[THE SOCIALIST ZIONISM] Di ḳlasen-inṭeresen un di natsionale frage [i.e. Class Interests and the National Question]
Kiev: Der hamer, 1917. Item #1226
38,  pp. 21x14 cm. No covers. In a good condition, the lower inner corner chipped.
Second edition of the major work by a leading member of the Labor Zionist movement, Dov Ber Borochov (1881-1917). The first edition was published in Vilna in 1906.
In 1900, he joined the Russian Social Democratic Labor Party but it didn’t satisfy him in regards to the Jewish problems. Borochov sought to merge socialism and Zionism and was expelled from the RSDLP when he formed a Zionist Socialist Workers Union in Yekaterinoslav. He devoted all his 36-year life to the synthesis of socialism and Zionism. For Jewish people, he demanded to blend the class struggle and nationalism.

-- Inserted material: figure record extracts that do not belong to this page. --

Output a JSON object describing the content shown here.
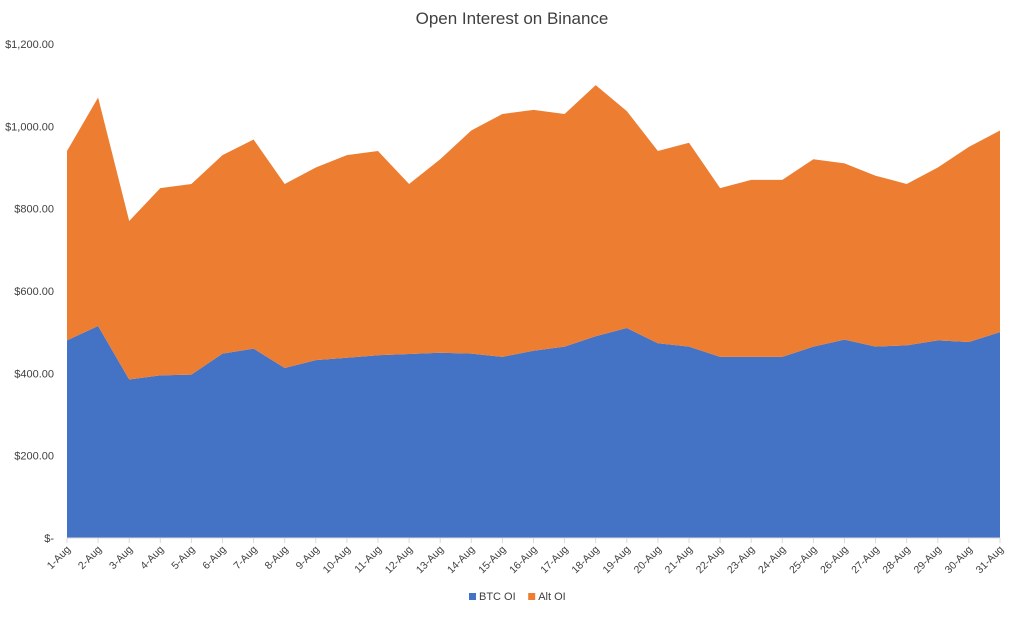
{
  "chart_data": {
    "type": "area",
    "stacked": true,
    "title": "Open Interest on Binance",
    "xlabel": "",
    "ylabel": "",
    "ylim": [
      0,
      1200
    ],
    "y_ticks": [
      0,
      200,
      400,
      600,
      800,
      1000,
      1200
    ],
    "y_tick_labels": [
      "$-",
      "$200.00",
      "$400.00",
      "$600.00",
      "$800.00",
      "$1,000.00",
      "$1,200.00"
    ],
    "grid": false,
    "legend_position": "bottom",
    "categories": [
      "1-Aug",
      "2-Aug",
      "3-Aug",
      "4-Aug",
      "5-Aug",
      "6-Aug",
      "7-Aug",
      "8-Aug",
      "9-Aug",
      "10-Aug",
      "11-Aug",
      "12-Aug",
      "13-Aug",
      "14-Aug",
      "15-Aug",
      "16-Aug",
      "17-Aug",
      "18-Aug",
      "19-Aug",
      "20-Aug",
      "21-Aug",
      "22-Aug",
      "23-Aug",
      "24-Aug",
      "25-Aug",
      "26-Aug",
      "27-Aug",
      "28-Aug",
      "29-Aug",
      "30-Aug",
      "31-Aug"
    ],
    "series": [
      {
        "name": "BTC OI",
        "color": "#4472C4",
        "values": [
          480,
          515,
          385,
          395,
          397,
          448,
          460,
          413,
          432,
          438,
          444,
          447,
          450,
          448,
          440,
          455,
          465,
          490,
          510,
          473,
          465,
          440,
          440,
          440,
          465,
          482,
          465,
          468,
          480,
          476,
          500
        ]
      },
      {
        "name": "Alt OI",
        "color": "#ED7D31",
        "values": [
          460,
          555,
          385,
          455,
          463,
          482,
          508,
          447,
          468,
          492,
          496,
          413,
          470,
          542,
          590,
          585,
          565,
          610,
          527,
          467,
          495,
          410,
          430,
          430,
          455,
          428,
          415,
          392,
          420,
          474,
          490
        ]
      }
    ]
  }
}
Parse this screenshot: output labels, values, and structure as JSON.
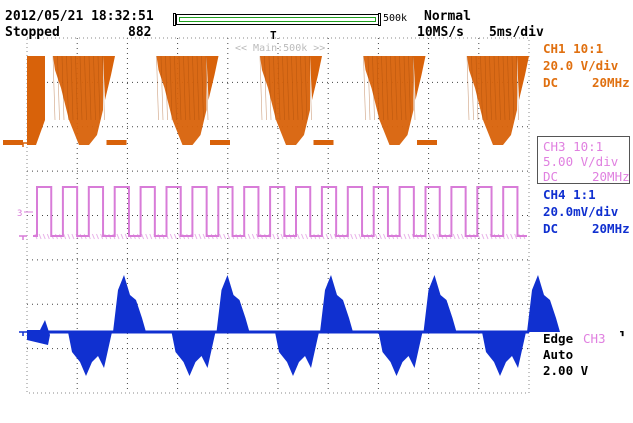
{
  "header": {
    "datetime": "2012/05/21 18:32:51",
    "status": "Stopped",
    "count": "882",
    "memory_length": "500k",
    "trigger_mode": "Normal",
    "sample_rate": "10MS/s",
    "timebase": "5ms/div",
    "zoom_label": "<< Main:500k >>"
  },
  "channels": {
    "ch1": {
      "name": "CH1 10:1",
      "scale": "20.0 V/div",
      "coupling": "DC",
      "bandwidth": "20MHz",
      "color": "#d8620a"
    },
    "ch3": {
      "name": "CH3 10:1",
      "scale": "5.00 V/div",
      "coupling": "DC",
      "bandwidth": "20MHz",
      "color": "#d87cd8"
    },
    "ch4": {
      "name": "CH4 1:1",
      "scale": "20.0mV/div",
      "coupling": "DC",
      "bandwidth": "20MHz",
      "color": "#1030d0"
    }
  },
  "trigger": {
    "type": "Edge",
    "source": "CH3",
    "mode": "Auto",
    "level": "2.00 V"
  },
  "markers": {
    "trigger_pos": "T",
    "ch3_marker": "3"
  }
}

Ber Borochov was the person who formed ideological principles of Poale Zion groups and spread them in Yiddish. Poale Zion organizations were started across the Jewish diasporas in the USA, Canada, England, Austria, Palestine in the 1900s. In 1906, Borochov and Yitzhak Ben-Zvi founded Poale Zion on the territory of the Russian Empire and promoted its principles worldwide. In particular, Borochov was active in organizing new branches in different countries. After the February Revolution in 1917, Borochov hurried to return to Russia but hadn’t seen the development of the party in new circumstances because of the disease. He died in Kiev and the second edition of his work came out there the same year.
The Russian branch suffered a major split in August 1919, when a dissident group formed the Jewish Communist Party (Poalei Zion). After it had merged into the Communist Party in 1922, Poalei Zion changed its name to the Jewish Communist Labour Party. Its Yiddish organ ‘Der proletarisher gedank’ (Proletarian Thought) was published in Moscow in 1926-1927, replacing a periodical ‘Evreiskaia proletarskaia mysl’ (Jewish Proletarian Thought; 1920-1926). The party was banned by Soviet authorities and dissolved in 1928. (Wikipedia)
The only copy of this edition is located in Yivo Institute.